Friday 10 October 2008

Improv Vs. Comedy 2: This time it's personal

Hello Ben. Hello blog readers. Hello monitoring software. It's been too long.

Does improv need to make an audience laugh?

Short answer, no.

If you're after a longer, more rambling reply (and I suspect you are), then I'd say that improv doesn't need to make the audience laugh any more than a play does. Or a book, tv show... whatever. Drama can be just as entertaining as the funny that improv usually busts out, insofar as a hardcore need for amusement goes, I think audiences like variety - who doesn't? A bleak script/show tends to benefit from the contrast of some form of comedy; it can serve to juxtapose whatever tragedy the piece is about. It doesn't need to be funny, but it doesn't need to not be.

There's a common view that because most (frequently all the shows a given person has seen) improv shows are comedic, all improv shows are comedic. It isn't true and it bugs me plenty, but we're dealing with a funny old art form. It's been around in a coherent form for at least 500 years (that might warrant a guest blogger to explain properly by the way. Watch this space...) and so few practitioners seem to want to do more than emulate Whose Line.

Wait.

I'm off topic.

Anyhoo. I think a show needs fulfil any promises it has made to an audience. By which I mean if you're selling a show as funny, you have to bring the funny. Imagine going to the "action movie of the decade" and finding out that it's a period drama about a happy goatherd and his affable father. It would be totally contrary to your expectations and you'd rightly feel cheated.

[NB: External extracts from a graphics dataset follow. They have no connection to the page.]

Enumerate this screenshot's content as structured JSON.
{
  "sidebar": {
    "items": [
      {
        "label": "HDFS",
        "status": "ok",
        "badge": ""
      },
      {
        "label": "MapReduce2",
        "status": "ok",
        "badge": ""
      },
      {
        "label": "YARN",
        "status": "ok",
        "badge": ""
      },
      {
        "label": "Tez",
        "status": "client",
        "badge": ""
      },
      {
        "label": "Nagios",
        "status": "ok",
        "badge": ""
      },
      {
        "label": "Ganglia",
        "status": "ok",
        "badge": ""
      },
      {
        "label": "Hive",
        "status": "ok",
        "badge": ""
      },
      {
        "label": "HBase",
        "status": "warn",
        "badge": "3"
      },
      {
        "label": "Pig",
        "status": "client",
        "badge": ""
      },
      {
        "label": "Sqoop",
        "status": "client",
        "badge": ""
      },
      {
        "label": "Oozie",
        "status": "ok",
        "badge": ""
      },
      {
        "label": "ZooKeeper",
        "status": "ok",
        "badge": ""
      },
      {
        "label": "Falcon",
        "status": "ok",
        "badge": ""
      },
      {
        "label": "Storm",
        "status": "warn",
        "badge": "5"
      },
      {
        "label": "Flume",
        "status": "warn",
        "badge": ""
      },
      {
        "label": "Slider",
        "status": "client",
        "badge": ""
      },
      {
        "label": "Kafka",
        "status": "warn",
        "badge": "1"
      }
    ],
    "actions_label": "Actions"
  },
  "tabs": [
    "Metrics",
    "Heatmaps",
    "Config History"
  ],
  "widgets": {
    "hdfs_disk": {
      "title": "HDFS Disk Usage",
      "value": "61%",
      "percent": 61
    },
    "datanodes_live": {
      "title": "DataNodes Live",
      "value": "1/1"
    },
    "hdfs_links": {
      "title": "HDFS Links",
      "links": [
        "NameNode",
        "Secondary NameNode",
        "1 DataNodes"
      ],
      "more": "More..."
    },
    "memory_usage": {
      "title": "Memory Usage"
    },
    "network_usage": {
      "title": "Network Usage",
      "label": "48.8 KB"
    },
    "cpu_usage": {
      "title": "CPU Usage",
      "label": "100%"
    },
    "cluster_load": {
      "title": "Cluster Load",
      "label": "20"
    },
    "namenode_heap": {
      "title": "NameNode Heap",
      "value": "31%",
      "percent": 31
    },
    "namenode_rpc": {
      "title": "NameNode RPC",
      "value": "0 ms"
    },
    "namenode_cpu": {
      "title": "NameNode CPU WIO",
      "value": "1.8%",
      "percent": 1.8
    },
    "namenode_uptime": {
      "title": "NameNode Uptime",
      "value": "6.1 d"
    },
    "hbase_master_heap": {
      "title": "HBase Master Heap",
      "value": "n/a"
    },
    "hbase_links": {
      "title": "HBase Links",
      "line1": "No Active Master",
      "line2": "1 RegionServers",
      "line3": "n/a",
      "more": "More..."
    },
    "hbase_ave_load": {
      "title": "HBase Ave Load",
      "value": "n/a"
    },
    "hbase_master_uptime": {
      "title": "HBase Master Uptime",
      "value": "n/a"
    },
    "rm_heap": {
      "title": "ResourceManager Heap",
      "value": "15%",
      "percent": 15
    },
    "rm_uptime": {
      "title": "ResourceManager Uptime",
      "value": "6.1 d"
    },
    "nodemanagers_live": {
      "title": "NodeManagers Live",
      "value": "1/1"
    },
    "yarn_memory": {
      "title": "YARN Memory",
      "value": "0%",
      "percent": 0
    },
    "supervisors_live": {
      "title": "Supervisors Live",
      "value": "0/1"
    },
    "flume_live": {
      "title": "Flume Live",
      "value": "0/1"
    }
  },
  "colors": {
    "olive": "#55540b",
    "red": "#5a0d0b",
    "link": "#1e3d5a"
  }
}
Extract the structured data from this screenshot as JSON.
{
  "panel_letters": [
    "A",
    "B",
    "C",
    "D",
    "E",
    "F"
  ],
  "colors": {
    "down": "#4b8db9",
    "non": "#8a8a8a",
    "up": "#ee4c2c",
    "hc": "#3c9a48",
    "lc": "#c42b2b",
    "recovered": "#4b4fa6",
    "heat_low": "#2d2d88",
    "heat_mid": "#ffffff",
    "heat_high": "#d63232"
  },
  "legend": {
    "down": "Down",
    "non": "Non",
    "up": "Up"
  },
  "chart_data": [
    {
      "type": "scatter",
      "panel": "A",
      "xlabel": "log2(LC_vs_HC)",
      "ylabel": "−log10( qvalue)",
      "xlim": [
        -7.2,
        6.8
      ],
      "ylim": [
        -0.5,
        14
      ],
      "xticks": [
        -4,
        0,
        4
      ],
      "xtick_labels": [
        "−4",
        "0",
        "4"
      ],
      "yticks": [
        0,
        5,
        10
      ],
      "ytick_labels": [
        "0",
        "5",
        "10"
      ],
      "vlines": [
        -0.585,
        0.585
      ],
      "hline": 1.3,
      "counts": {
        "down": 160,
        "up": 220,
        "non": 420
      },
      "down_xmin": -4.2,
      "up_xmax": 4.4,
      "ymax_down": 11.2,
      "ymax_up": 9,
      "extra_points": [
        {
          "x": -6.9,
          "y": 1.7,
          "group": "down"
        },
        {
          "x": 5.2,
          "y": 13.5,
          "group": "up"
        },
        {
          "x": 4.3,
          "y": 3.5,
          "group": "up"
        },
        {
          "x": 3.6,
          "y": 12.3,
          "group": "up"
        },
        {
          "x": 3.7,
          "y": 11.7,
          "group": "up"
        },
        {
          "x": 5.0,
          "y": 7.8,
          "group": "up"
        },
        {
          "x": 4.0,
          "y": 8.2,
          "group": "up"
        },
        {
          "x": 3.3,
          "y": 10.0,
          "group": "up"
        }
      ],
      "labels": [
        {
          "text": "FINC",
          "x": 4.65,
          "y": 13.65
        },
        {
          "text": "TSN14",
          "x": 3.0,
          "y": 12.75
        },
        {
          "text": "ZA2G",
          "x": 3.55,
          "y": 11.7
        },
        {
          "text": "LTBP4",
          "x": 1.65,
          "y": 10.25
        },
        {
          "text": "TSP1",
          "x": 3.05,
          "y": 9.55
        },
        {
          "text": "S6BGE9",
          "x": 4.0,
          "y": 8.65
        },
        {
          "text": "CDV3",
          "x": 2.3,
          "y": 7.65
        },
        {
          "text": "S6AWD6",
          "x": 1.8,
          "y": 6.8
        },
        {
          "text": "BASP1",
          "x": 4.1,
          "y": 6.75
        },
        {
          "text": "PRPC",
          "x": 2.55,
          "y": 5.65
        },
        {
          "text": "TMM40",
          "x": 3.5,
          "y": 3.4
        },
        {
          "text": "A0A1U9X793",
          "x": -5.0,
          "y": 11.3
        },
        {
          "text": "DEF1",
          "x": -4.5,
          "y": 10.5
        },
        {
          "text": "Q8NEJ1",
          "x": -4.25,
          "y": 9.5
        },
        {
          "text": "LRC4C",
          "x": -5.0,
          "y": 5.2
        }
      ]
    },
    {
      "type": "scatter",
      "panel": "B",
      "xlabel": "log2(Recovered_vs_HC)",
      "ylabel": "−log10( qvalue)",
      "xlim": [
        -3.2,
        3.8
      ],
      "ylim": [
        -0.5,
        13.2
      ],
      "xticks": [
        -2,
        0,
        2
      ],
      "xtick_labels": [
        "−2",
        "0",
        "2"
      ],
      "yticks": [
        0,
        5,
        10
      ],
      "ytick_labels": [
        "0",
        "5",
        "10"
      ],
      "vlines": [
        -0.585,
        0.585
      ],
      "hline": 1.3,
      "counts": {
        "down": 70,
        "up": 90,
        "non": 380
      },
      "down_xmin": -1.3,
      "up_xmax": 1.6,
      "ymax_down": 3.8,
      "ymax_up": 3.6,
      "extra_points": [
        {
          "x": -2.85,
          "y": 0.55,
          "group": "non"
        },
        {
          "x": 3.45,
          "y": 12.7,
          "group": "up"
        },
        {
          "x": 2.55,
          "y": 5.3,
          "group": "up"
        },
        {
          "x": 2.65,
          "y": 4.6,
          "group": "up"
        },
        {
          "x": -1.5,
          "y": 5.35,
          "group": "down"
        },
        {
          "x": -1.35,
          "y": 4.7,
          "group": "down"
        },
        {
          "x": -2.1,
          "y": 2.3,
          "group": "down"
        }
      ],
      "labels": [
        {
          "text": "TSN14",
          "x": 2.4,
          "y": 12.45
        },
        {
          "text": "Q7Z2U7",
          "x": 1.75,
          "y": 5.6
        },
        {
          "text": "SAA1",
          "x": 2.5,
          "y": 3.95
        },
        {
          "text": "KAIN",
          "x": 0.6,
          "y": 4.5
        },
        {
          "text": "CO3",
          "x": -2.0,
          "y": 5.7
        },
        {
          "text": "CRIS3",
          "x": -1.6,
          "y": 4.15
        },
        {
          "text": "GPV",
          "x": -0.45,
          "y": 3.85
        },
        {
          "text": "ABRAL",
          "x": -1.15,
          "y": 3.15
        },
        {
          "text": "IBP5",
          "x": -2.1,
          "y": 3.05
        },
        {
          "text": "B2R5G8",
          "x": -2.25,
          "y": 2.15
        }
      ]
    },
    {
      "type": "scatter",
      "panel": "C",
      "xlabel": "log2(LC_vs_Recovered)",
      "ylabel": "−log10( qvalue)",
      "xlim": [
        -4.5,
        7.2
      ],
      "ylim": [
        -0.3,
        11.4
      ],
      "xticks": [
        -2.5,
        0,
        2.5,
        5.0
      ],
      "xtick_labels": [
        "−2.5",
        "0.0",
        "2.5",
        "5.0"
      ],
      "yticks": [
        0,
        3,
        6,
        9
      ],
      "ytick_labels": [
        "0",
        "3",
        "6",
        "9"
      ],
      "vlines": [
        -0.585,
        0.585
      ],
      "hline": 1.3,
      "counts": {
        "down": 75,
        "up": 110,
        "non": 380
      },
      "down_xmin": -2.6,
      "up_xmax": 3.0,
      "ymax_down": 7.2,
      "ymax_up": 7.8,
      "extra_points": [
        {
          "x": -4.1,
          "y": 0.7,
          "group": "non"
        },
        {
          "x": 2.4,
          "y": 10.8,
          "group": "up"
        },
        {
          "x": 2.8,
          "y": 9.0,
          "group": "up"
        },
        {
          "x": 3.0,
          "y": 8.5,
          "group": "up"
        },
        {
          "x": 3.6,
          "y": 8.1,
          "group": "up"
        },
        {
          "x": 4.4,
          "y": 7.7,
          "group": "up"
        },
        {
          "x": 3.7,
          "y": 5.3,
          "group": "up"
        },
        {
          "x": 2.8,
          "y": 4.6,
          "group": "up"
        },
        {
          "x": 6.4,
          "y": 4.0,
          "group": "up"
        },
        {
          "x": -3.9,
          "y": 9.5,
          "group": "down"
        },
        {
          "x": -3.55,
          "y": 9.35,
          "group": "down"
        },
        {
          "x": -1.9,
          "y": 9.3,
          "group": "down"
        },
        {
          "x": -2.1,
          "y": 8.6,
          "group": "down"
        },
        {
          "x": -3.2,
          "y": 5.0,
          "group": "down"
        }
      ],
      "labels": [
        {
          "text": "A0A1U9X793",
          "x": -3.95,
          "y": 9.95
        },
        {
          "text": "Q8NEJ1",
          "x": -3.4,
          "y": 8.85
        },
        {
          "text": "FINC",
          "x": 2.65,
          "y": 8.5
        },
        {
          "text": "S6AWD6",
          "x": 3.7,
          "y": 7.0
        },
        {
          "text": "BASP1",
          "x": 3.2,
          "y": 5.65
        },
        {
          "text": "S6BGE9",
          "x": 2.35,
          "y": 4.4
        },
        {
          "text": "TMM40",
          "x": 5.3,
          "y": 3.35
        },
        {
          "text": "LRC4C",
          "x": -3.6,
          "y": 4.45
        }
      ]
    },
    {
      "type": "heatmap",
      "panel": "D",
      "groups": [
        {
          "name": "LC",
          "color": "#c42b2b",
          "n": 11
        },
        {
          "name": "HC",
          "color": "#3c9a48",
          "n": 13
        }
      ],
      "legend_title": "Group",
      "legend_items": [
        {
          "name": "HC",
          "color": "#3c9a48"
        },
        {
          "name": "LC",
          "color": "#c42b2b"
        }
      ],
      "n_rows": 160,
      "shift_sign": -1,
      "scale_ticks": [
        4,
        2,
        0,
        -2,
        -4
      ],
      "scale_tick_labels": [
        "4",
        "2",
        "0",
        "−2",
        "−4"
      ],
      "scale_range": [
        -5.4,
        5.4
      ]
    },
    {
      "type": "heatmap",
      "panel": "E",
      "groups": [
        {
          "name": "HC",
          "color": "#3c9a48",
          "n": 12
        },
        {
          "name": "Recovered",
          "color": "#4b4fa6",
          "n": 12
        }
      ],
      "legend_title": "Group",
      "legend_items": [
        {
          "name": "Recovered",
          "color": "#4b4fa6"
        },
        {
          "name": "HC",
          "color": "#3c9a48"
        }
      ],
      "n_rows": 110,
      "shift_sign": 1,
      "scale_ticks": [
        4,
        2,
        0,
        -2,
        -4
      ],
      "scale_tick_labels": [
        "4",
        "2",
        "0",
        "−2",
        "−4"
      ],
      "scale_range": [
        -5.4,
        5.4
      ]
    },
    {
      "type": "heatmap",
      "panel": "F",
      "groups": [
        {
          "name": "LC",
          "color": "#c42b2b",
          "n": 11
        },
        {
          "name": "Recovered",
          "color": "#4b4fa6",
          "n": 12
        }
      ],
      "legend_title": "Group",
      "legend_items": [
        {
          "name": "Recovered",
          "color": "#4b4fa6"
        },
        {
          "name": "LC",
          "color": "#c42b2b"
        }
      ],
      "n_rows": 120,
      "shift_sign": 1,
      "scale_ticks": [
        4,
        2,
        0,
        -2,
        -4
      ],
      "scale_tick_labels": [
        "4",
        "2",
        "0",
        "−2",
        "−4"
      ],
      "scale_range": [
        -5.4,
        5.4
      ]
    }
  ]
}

Improv can and ought to cater to a range of tastes. We've all (I hope) seen beautiful improvised moments of deep anguish, blazing anger or poignant emotional truth that have stood out in a show precisely because they weren't funny. They were real, beautiful moments of drama, joy, whatever. And here's the kicker folks, not being funny makes you funnier.

I've only phrased it like that to keep you interested, I'm a shill.

Improv, to my mind, is about stories not comedy. Comedy is great, it's phenomenal at killing stories, which means it's a brilliant finishing move. But if all you've got is gag after gag after gag, it's going to get samey. And, as we all know, samey leads to fear, fear leads to hate and hate leads to bland shows.

And don't nobody pay for bland. Except maybe the Amish. (I wonder if they'll email and complain? Are there cyber-Amish? "We only use Windows 3.1. Every subsequent O/S is evil. Eeeeeevil.")

The trick I refer to is this: imagine the joke you could crack after 20 seconds. Now don't do it, keep playing it straight. Try making it to 40 seconds, then a minute. Then bust out the funny! Whatever gag will have more impact, simply because it contrasts. It's a change from what has gone before. Moreover, it's probably the end of the scene which makes you seem funnier! Pow! Zap! Blam!

My point, far from it though I may be, is this:

Improv in a vacuum doesn't need to be funny.

Improv that wants people to pay money to come see - moreover, that wants those people to come back to see it again - doesn't need comedy. It just has an easier time acheiving his goals with funny than without.

I don't know anyone who's looking to see a really well improvised tragedy. And maybe that's because nobody's selling yet...

I guess my short answer is in the second paragraph.

And it's this: "[improv] doesn't need to be funny, but it doesn't need to not be."

But what do I know? I am, after all, just a humble tailor.